As chair of the East Asia Business Council (EABC), Nazir warned that Asean risked being left behind when the Fourth Industrial Revolution (4IR) hit.
“Technologies emerging around us are transforming the world – from the nature of jobs and work to the way societies function.
“We look forward to a new age of industrial revolution but it will bring new challenges and it is going to affect everything.
“There will be a huge disruption to jobs.
“Robots and artificial intelligence are already replacing workers in factories and increasingly, they will challenge services jobs too,” Nazir told a gathering of some of the most powerful people in Asean here yesterday.
Present were heads of state from Asean members, including Prime Minster Datuk Seri Najib Tun Razak and leaders of China, Japan and South Korea.
This grouping – the Asean Plus Three – also saw the attendance of three influential business leaders from each country with Malaysia being represented by Nazir, AirAsia Group CEO Tan Sri Tony Fernandes and Bank Muamalat chairman Tan Sri Munir Majid.
Quoting the International Labour Organisation, Nazir said 56% of jobs in Asean were at risk of automation and yet, it would see its workforce grow by 11,000 workers every day for the next 15 years.
“Where will we find 60 million new jobs when the ones we have are already under such pressure?” he asked.
When these jobs disappear, Nazir said this would drive up inequality and breed discontent and instability, adding however that should Asean position itself properly, the 4IR would be a powerful tool or force for prosperity.
Nazir said while some countries had already started to act – Thailand with its Thailand 4.0 strategy and Malaysia, its recently launched Digital Free Trade Zone – responding at the national level was not enough.
“Asean nations must think at a regional level. Consider regional data – the 4IR is built on data but data needs to flow easily across national borders. If not, countries will miss out on the huge opportunities.
“Of course, there are important concerns about data privacy and security as well as taxation and legal protection when services are provided across borders but that is why Asean must respond from a regional perspective.
“We must craft regulations that work across countries,” he said.
Nazir said the EABC had prepared a report on 4IR for the Asean leaders and in it, it recommended an upgrade for the Asean Secretariat.
“The Asean secretariat must be strengthened. We have recommended seven areas where this can be done,” he said, naming two of them.
“The first would be to turn it into a platform organisation – just like Apple or the Android operating systems on your phones. They run on platforms in which third parties develop apps.
“Similarly, the secretariat can become an operating system for regional integration.
“It will govern but third parties will do the job of developing policies and regulations,” he said.
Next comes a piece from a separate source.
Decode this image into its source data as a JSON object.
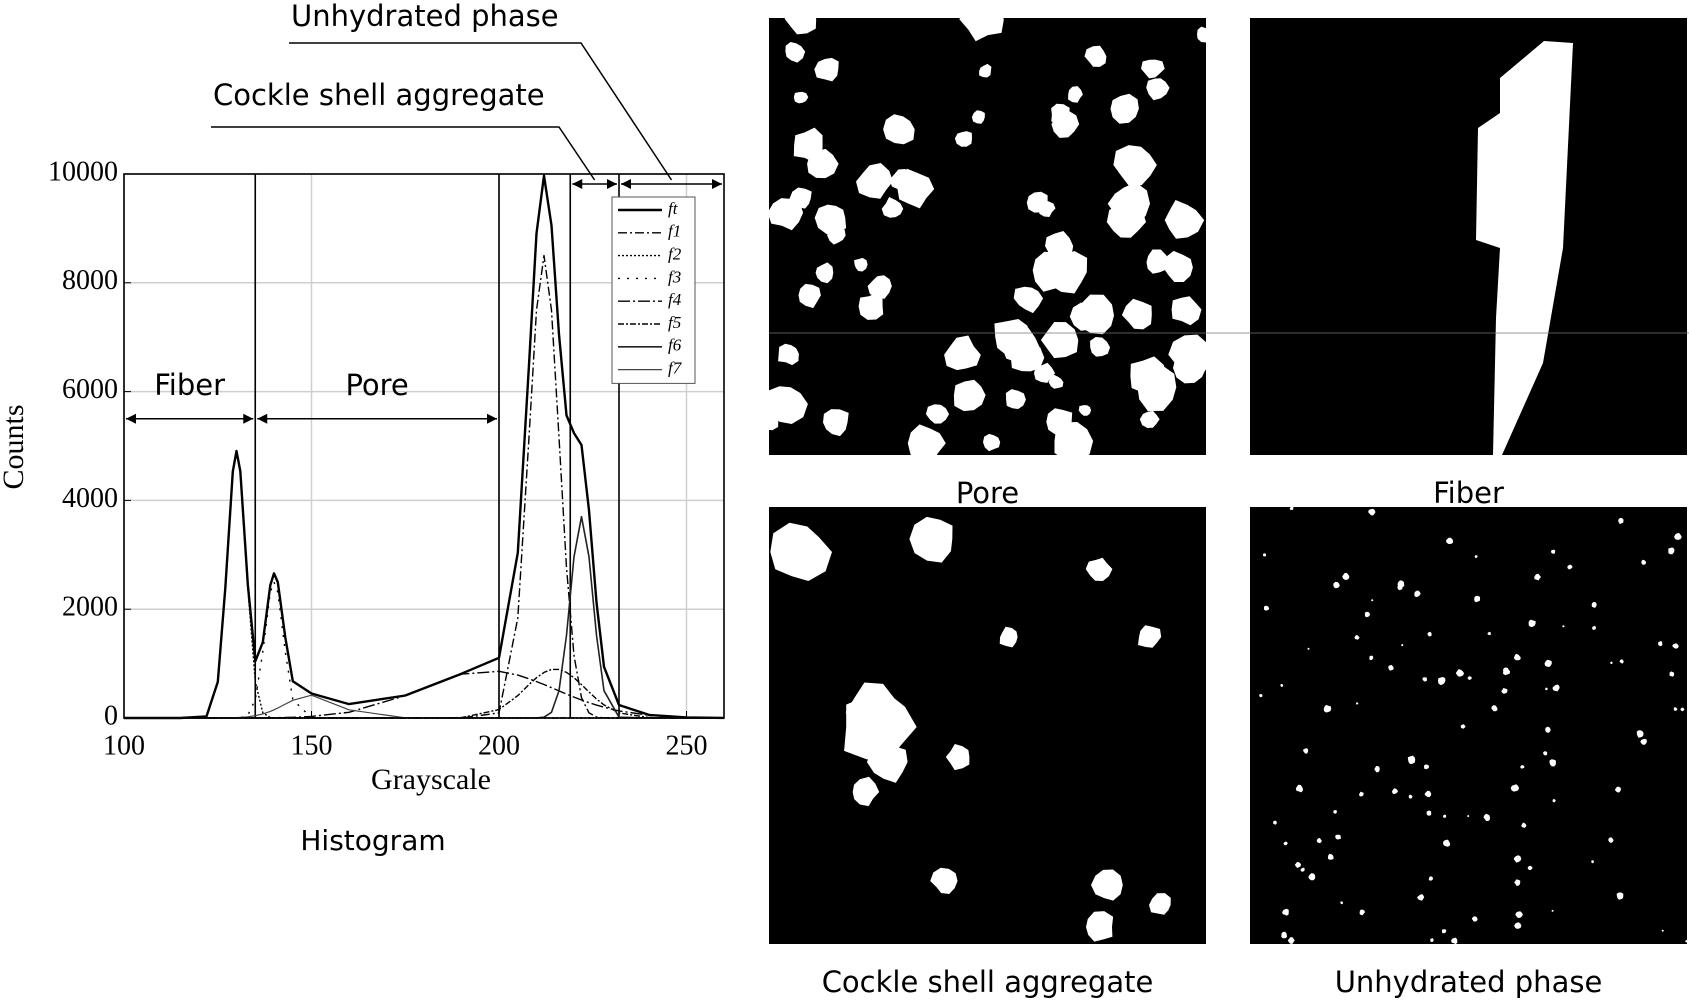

The second recommendation, he said, was to increase funding for the secretariat, which currently saw all Asean countries contributing US$2mil (RM8.4mil) a year, giving it a US$20mil (RM84mil) budget.
“This is not nearly enough. By some estimates, Asean needs a budget of US$220mil a year.
“Our report recommends a funding model based on the size of the country’s GDP so that big economies end up paying more than the smaller economies – like we have at the United Nations,” he said.
Nazir later presented the EABC Report to Philippines president Rodrigo Duterte, the chair of the 31st Asean Summit.